Theater ist nicht immer dasselbe
Theater kann spannend sein und ruhig. Wild und zurückhaltend. Lustig und zutiefst traurig. Es war mir wichtig, eine Website zu gestalten, die genau das nicht vergisst. Die harmonisch wirkt, aber nie den Eindruck erweckt, sich festlegen zu müssen.
Daraus entstand die zentrale gestalterische Entscheidung: kein generischer Auftritt, der Theater auf einen einzigen Stil reduziert. Stattdessen eine visuelle Sprache, die Raum lässt. Die atmet.
Der Hero-Bereich macht das deutlich: Ein Ensemble in Bewegung, eine Feuer-Textur im Hintergrund. Kein Produktfoto, keine ruhige Bühnenszene. Der Gedanke dahinter: Theater ist kein Erlebnis, das man passiv konsumiert. Es ist ein Feuer, das in Menschen brennt. Auf der Bühne und dahinter. Der Hero sollte genau das spürbar machen, auf den ersten Blick.

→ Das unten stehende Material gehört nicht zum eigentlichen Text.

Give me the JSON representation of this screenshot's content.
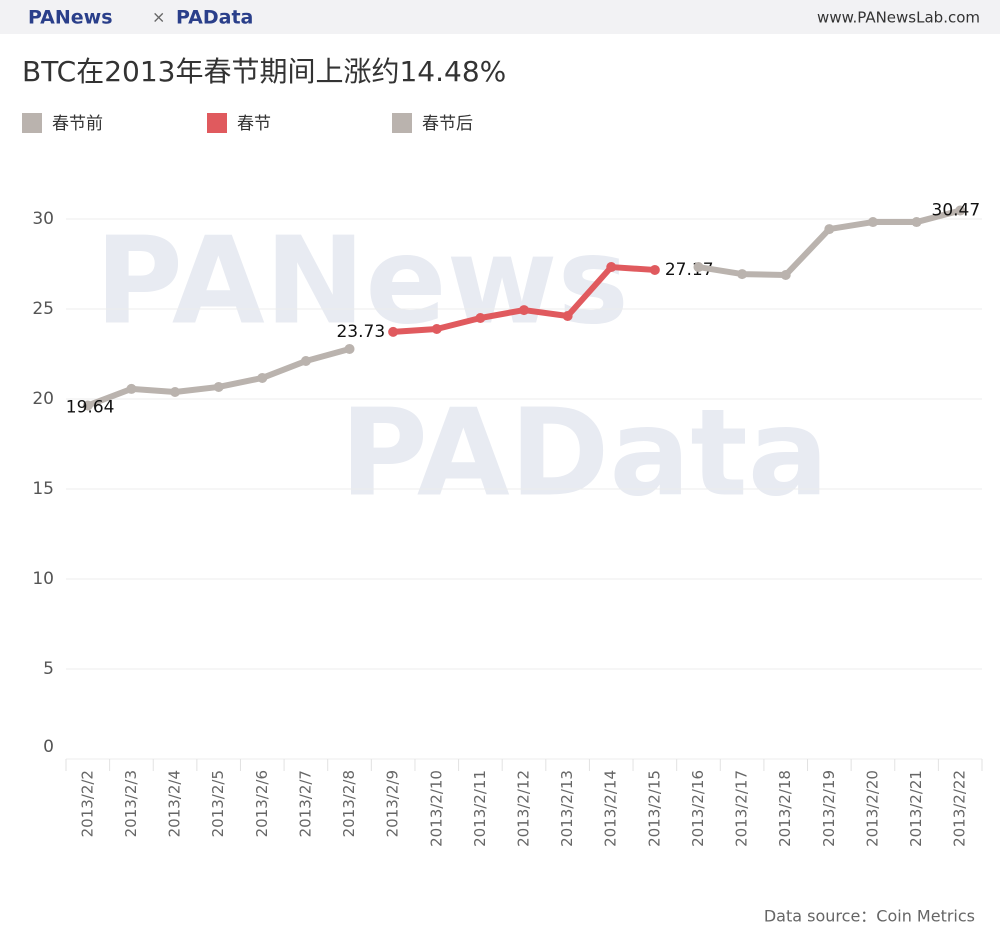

Die Farbwelt folgt dieser Logik. Ein warmes Beige trägt Inhalte, ohne zu dominieren. Dunkle Sektionen geben dem Auftritt Tiefe und Dramatik, ohne zu erdrücken. Rote Akzente symbolisieren Energie. Das Ergebnis ist eine Seite, die ruhig genug ist, um zu lesen, und lebendig genug, um zu fühlen.
Struktur statt Chaos
Aus einer unübersichtlichen Seite wurden mehrere klar gegliederte Bereiche. Besonderes Augenmerk wurde auf die Startseite und die Stück-Seiten gelegt.
Die Startseite gibt einen schnellen Überblick über den Verein, aktuelle Produktionen und Möglichkeiten, sich zu engagieren. Die Stück-Übersicht führt zu individuellen Detailseiten, jede mit Plakat, Inhaltstext, Aufführungsterminen und Teambesetzung. Das System ist so aufgebaut, dass es mit dem Verein wächst: neue Produktionen lassen sich einfach ergänzen, ohne die Struktur anzufassen.
Was ich mitgenommen habe
Dieses Projekt hat mir gezeigt, dass der kreative Startpunkt manchmal nicht im Briefing liegt. Die entscheidende Frage war nicht „Wie soll die Website aussehen?“, sondern „Was ist Theater für diese Menschen?“ Ich hoffe, eine Antwort auf diese Frage gefunden zu haben.
Die Herausforderung war, eine Energie ins Digitale zu übersetzen, ohne sie zu glätten. Theater lebt von Reibung, von Spannung, von Momenten, die nicht plan sind. Eine gute Website für ein Theater darf das zeigen.